According to Europe’s post-modernist fantasy, balance-of-power calculations or realpolitik of this sort are vestiges of a dark past — or, worse, something indulged mostly by America. Europe prefers softly-softly diplomacy, asking Russia to open its energy markets to competition and pussyfooting about the demise of free speech and democracy there. Here are a few examples of how that approach is working: Shell’s $20 billion oil and gas project in Sakhalin looks likely to fall victim to the Kremlin’s strategy to reassert central control over energy. On the democracy front the most outspoken journalistic critic of the Putin regime, Anna Politkovskaya, was gunned down in cold blood this month.
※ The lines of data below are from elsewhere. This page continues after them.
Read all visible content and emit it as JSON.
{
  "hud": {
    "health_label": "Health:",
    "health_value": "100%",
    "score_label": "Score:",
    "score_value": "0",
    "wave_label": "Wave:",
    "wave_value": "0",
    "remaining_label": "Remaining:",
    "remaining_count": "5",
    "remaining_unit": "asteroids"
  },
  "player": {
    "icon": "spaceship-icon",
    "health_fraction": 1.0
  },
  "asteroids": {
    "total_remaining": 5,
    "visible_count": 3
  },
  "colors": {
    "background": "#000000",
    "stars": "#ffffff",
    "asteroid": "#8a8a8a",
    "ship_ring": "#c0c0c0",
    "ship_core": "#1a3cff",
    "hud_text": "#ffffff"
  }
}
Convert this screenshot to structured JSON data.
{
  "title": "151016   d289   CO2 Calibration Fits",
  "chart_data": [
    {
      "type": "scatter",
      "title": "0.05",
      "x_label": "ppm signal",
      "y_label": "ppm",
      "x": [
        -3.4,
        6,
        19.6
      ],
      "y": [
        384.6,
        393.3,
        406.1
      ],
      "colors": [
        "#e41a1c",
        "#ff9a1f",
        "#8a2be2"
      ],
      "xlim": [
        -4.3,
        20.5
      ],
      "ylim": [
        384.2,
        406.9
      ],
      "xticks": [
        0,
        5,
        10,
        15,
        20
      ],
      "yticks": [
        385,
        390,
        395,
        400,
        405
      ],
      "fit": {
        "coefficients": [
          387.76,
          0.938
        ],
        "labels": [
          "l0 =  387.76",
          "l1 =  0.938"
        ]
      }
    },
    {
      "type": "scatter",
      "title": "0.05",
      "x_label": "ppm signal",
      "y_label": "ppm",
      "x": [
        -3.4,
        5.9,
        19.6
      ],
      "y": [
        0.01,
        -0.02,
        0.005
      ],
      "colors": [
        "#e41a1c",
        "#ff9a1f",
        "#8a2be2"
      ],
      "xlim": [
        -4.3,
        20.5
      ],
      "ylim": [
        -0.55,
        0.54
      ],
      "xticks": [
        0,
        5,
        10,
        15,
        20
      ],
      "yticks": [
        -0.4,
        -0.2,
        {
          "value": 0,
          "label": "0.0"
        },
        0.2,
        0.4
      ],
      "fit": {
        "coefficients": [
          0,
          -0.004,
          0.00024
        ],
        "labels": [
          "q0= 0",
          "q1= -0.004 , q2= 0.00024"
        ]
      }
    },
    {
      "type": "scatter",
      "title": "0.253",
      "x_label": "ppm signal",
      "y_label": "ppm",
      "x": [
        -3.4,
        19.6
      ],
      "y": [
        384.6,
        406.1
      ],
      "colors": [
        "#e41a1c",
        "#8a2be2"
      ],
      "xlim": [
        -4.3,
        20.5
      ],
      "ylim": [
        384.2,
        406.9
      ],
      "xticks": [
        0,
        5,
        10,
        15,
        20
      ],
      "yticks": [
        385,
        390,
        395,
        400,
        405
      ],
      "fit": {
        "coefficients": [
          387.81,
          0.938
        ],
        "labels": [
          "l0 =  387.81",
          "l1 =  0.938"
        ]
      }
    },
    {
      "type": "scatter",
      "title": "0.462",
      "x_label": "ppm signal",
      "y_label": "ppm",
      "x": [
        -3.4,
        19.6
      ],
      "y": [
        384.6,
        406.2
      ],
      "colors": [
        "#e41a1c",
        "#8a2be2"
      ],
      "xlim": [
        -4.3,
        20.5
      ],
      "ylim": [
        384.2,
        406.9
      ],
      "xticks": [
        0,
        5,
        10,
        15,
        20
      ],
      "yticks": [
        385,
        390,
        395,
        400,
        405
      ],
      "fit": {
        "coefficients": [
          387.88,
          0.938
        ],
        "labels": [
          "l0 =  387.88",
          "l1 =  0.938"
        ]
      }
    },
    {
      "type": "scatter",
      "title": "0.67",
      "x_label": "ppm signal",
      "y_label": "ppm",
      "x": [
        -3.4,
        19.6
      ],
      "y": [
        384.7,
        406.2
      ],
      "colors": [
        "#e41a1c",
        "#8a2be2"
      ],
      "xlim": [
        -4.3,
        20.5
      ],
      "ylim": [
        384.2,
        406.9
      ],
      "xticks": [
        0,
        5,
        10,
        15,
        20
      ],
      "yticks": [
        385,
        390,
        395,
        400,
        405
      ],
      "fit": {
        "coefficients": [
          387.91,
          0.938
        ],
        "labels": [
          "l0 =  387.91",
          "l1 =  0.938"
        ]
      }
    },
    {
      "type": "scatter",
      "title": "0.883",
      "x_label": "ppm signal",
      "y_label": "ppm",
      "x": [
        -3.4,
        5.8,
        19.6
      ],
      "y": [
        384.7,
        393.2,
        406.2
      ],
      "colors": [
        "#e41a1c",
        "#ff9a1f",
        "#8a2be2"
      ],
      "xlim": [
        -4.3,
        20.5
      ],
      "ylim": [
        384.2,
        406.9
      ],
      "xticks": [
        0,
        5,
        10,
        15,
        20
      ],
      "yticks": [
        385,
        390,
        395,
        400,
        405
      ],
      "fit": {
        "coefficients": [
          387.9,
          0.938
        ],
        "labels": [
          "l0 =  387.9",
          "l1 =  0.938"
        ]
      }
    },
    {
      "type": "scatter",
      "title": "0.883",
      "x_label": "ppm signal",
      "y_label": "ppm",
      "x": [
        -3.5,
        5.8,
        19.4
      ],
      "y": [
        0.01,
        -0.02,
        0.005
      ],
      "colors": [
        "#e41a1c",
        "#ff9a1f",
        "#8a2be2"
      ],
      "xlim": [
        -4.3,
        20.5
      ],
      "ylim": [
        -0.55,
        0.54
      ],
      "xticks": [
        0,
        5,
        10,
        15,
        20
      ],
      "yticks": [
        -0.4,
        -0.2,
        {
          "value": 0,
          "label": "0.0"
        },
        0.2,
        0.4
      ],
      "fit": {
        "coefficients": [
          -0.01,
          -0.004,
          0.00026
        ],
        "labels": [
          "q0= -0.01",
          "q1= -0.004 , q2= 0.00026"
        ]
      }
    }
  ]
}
Europe may finally be “getting” it, thanks in part to the new EU members, who hold fewer romantic notions about their large eastern neighbor. Earlier in the week, the bloc issued a surprisingly muscular démarche to Moscow to keep its hands off Georgia. Europe’s reliance on Russian energy has prompted some serious thought to alternative suppliers. Mr. Putin will no doubt try to split Europe, and the trans-Atlantic alliance, by courting Berlin or Paris.

European Gaullists believed that a common EU foreign policy would be forged in opposition to America. How fanciful this notion seems today as the Union is engaged in a real-life encounter with Mr. Putin that’s turning out to be a test of the bloc’s ability to stand up for itself.